Edward Weston
[Photographer, b. 1886, Highland Park, Illinois, d. 1958, Wildcat Hill, California.]

 The photograph isolates and perpetuates a moment of time: an important and revealing moment, or an unimportant and meaningless one, depending upon the photographer's understanding of his subject and mastery of his process. 
 My own eyes are no more than scouts on a preliminary search, for the camera’s eye may entirely change my idea. 
 For photography is a way to capture the moment—not just any moment, but the important one, this one moment out of all time when your subject is revealed to the fullest—that moment of perfection which comes once and is not repeated. 

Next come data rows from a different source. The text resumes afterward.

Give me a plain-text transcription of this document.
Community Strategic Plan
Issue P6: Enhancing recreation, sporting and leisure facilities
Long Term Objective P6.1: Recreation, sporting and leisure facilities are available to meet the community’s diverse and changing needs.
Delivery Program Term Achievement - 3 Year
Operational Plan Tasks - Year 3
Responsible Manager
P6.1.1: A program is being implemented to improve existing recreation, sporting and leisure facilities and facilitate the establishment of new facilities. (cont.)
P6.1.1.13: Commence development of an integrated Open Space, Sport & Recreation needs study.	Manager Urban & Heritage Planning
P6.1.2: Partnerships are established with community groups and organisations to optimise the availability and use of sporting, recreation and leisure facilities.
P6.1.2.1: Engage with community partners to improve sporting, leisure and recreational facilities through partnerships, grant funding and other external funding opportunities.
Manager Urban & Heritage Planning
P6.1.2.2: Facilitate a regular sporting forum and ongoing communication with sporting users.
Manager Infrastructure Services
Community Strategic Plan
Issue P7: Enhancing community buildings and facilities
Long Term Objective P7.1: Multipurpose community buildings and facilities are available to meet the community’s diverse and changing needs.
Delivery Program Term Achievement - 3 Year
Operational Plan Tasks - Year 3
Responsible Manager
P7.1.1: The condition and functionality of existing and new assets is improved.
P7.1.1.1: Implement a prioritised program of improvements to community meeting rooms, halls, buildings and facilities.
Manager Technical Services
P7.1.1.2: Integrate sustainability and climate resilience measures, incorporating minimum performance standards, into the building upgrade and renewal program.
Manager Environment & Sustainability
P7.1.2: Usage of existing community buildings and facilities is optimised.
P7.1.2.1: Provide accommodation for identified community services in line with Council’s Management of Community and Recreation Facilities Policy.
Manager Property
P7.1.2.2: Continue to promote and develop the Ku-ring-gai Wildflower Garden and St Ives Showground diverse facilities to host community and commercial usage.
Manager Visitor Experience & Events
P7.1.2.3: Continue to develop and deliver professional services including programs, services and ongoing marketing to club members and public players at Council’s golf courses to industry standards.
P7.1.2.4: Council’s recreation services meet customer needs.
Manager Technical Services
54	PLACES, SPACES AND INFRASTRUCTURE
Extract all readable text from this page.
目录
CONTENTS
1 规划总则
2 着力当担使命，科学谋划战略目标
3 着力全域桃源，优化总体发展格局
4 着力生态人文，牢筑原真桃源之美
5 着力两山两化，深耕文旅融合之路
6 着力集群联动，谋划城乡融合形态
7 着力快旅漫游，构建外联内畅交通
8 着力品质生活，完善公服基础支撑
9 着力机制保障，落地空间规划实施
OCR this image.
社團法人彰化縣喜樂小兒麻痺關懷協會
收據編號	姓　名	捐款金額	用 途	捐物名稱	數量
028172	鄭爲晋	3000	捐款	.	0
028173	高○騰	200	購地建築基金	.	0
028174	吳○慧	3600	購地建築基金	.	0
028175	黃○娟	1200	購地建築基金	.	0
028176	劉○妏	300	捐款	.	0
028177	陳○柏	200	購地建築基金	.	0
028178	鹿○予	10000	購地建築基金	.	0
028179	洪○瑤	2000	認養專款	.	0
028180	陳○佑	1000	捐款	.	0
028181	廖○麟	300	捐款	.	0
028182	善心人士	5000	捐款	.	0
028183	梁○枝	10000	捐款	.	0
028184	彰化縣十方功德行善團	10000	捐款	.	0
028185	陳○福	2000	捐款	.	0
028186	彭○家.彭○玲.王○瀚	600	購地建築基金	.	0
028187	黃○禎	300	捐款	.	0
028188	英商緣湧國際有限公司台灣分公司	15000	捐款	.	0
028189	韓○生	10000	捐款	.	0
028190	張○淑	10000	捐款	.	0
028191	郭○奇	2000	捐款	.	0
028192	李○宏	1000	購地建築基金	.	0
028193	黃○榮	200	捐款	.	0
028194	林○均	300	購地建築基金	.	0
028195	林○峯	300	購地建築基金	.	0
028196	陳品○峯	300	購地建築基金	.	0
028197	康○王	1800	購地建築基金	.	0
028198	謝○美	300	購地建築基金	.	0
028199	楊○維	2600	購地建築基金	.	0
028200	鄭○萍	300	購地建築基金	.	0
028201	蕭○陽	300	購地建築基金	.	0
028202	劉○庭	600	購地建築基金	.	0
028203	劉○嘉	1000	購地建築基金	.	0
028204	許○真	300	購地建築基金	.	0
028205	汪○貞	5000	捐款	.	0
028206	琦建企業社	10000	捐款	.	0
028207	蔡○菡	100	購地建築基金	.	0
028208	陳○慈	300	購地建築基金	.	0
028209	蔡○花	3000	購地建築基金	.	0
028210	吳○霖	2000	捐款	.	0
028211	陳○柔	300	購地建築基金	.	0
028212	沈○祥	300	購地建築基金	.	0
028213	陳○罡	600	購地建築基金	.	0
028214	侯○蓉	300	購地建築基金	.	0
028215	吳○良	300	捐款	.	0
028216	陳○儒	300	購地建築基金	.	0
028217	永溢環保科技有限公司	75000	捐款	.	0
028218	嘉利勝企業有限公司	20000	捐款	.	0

 To compose a subject well means no more than to see and present it in the strongest manner possible. 
 A photograph has no value unless it looks exactly like a photograph and nothing else. 
 Photography, not soft gutless painting, is best equipped to bore into the spirit of today. 
 By all means tell your Board that pubic hair has definitely been part of my development as an artist, tell them it has been the most important part, that I like it black, brown, red or golden, curly or straight, all sizes and shapes. (To Museum of Modern Art curator Beaumont Newhall, after being told the museum was reluctant to show nudes revealing pubic hair.) 
 To see the Thing itself is essential: the quintessence revealed direct without the fog of impressionism... This then: to photograph a rock, have it look like a rock, but be more than a rock. Significant presentation—not interpretation.